US Supreme Court to settle row between workers' birth control coverage and bosses' religion
The US Supreme Court is taking up the battle — again — between female workers' right to health insurance coverage for contraception and their bosses' religious objections to birth control. The case pits constitutional rights of religious freedom against a woman's right to equal healthcare access.
Two years ago the court ruled in Hobby Lobby v. Burwell that employers didn't have to pay for such coverage if they had religious objections to doing so. The court agreed that the government's 2010 Affordable Care Act requiring such coverage "furthers a legitimate and compelling interest in the health of female employees," Justice Anthony Kennedy ruled.
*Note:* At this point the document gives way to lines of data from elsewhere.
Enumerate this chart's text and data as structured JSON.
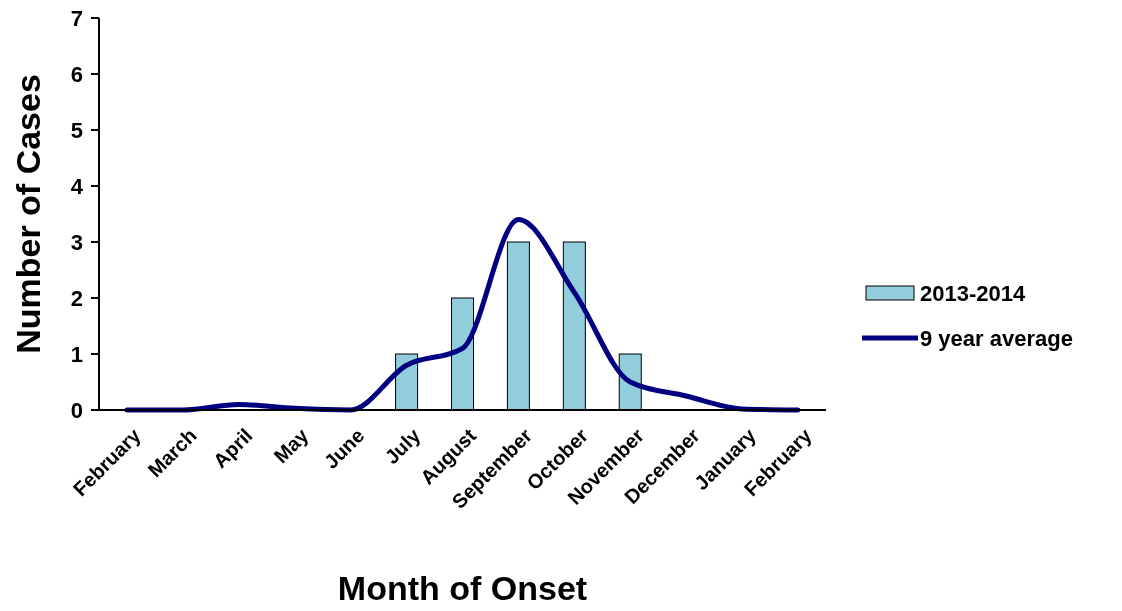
{
  "chart_data": {
    "type": "bar",
    "xlabel": "Month of Onset",
    "ylabel": "Number of Cases",
    "categories": [
      "February",
      "March",
      "April",
      "May",
      "June",
      "July",
      "August",
      "September",
      "October",
      "November",
      "December",
      "January",
      "February"
    ],
    "ylim": [
      0,
      7
    ],
    "yticks": [
      0,
      1,
      2,
      3,
      4,
      5,
      6,
      7
    ],
    "grid": false,
    "legend": "right",
    "marker": "none",
    "series": [
      {
        "name": "2013-2014",
        "color": "#92cddc",
        "values": [
          0,
          0,
          0,
          0,
          0,
          1,
          2,
          3,
          3,
          1,
          0,
          0,
          0
        ]
      },
      {
        "name": "9 year average",
        "type": "line",
        "color": "#000080",
        "line_style": "solid",
        "values": [
          0,
          0,
          0.1,
          0.03,
          0,
          0.8,
          1.1,
          3.4,
          2.1,
          0.5,
          0.25,
          0.02,
          0
        ]
      }
    ]
  }
}
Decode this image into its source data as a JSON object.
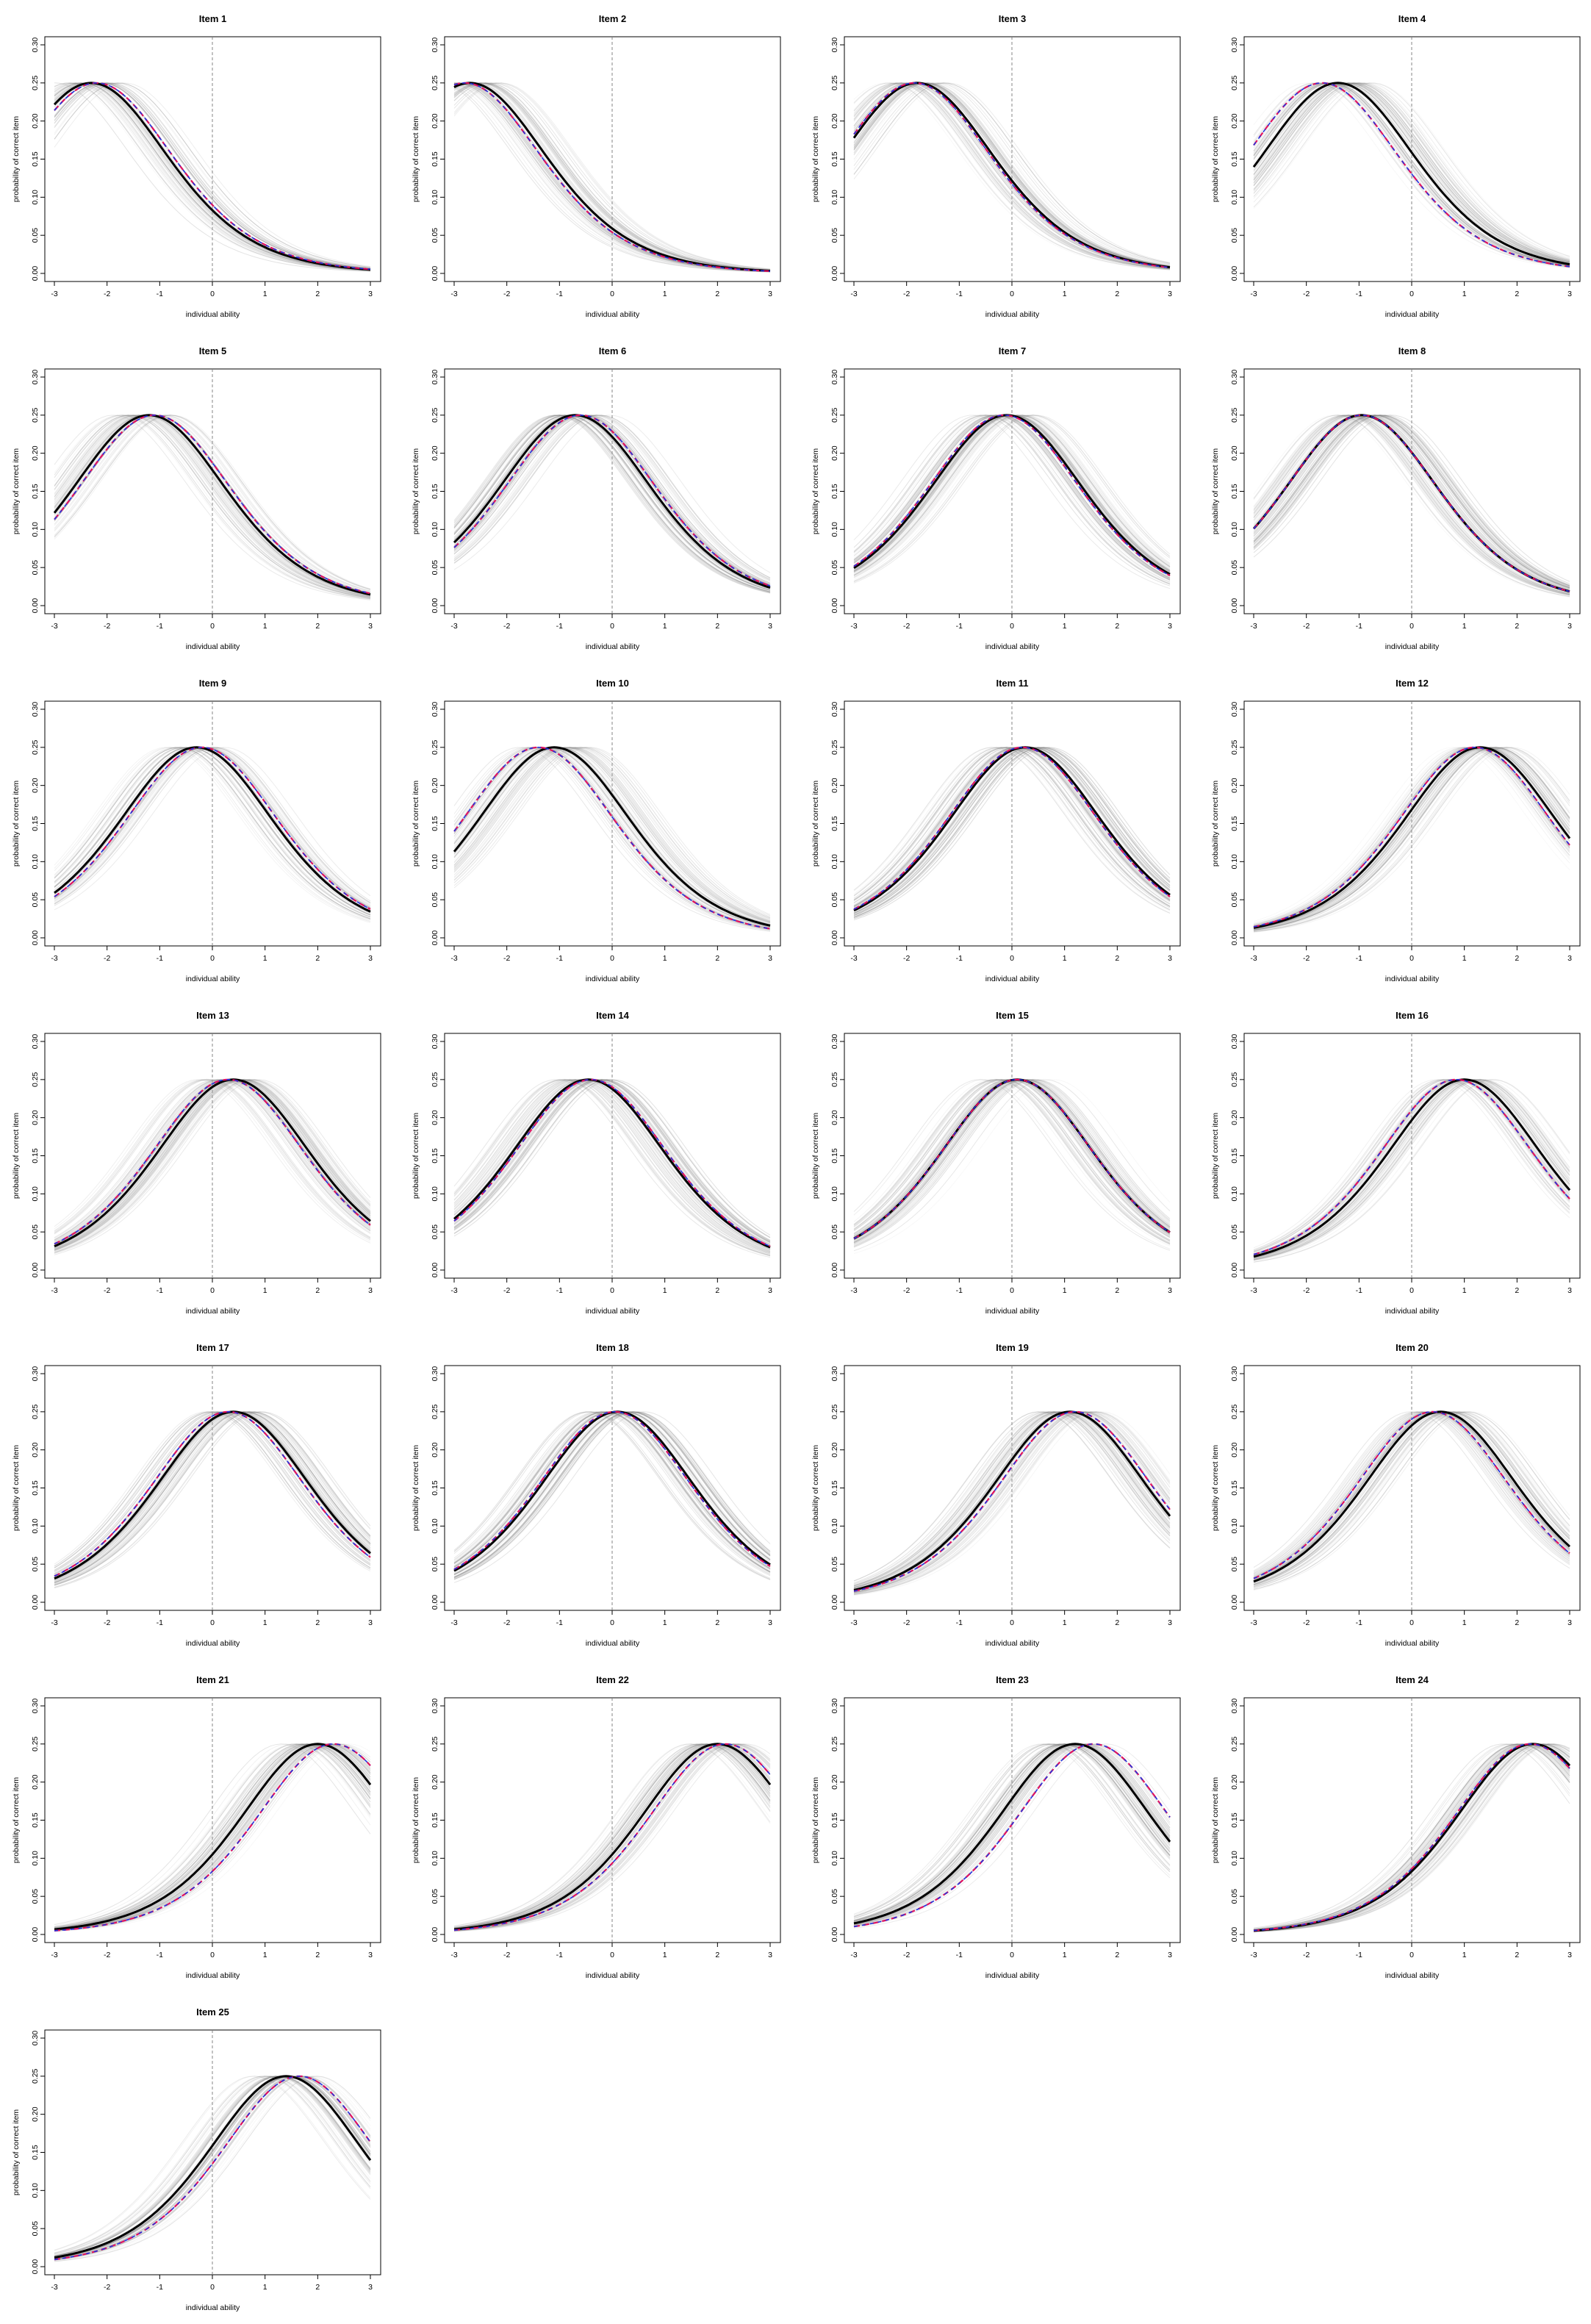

The question was whether it could be carried out without infringing on religious freedoms.
Now the court will decide if the Obamacare solution — arranging to cover the health insurance as long as objecting employers sign a statement saying they object to contraception for religious reasons — will work under religious freedom protections.
The employers before the court now insist even that is too sinful for them to comply with and is an affront to their beliefs, reports the Washington Post. The organizations involved, such as a programme run by Catholic nuns, want an automatic, blanket exemption that's already afforded to churches.
That demand goes too far, argued the US solicitor general in the government's brief before the court. "They assert a right not only to be relieved of the obligation to provide contraceptive coverage themselves, but also to prevent the government from arranging for third parties to fill the resulting gap," states the brief.
"If accepted, that claim would deny tens of thousands of women the health coverage to which they are entitled under federal law, and subject them to the harm the law is designed to eliminate."
With Justice Antonin Scalia's death, only eight justices will hear the case. The four justices who objected to the Hobby Lobby decision will likely sign off on the Obamacare arrangement. But a deadlock would assure contraceptive coverage only in regions where lower courts have already decided in favor of employees' right to equal access to health-are coverage.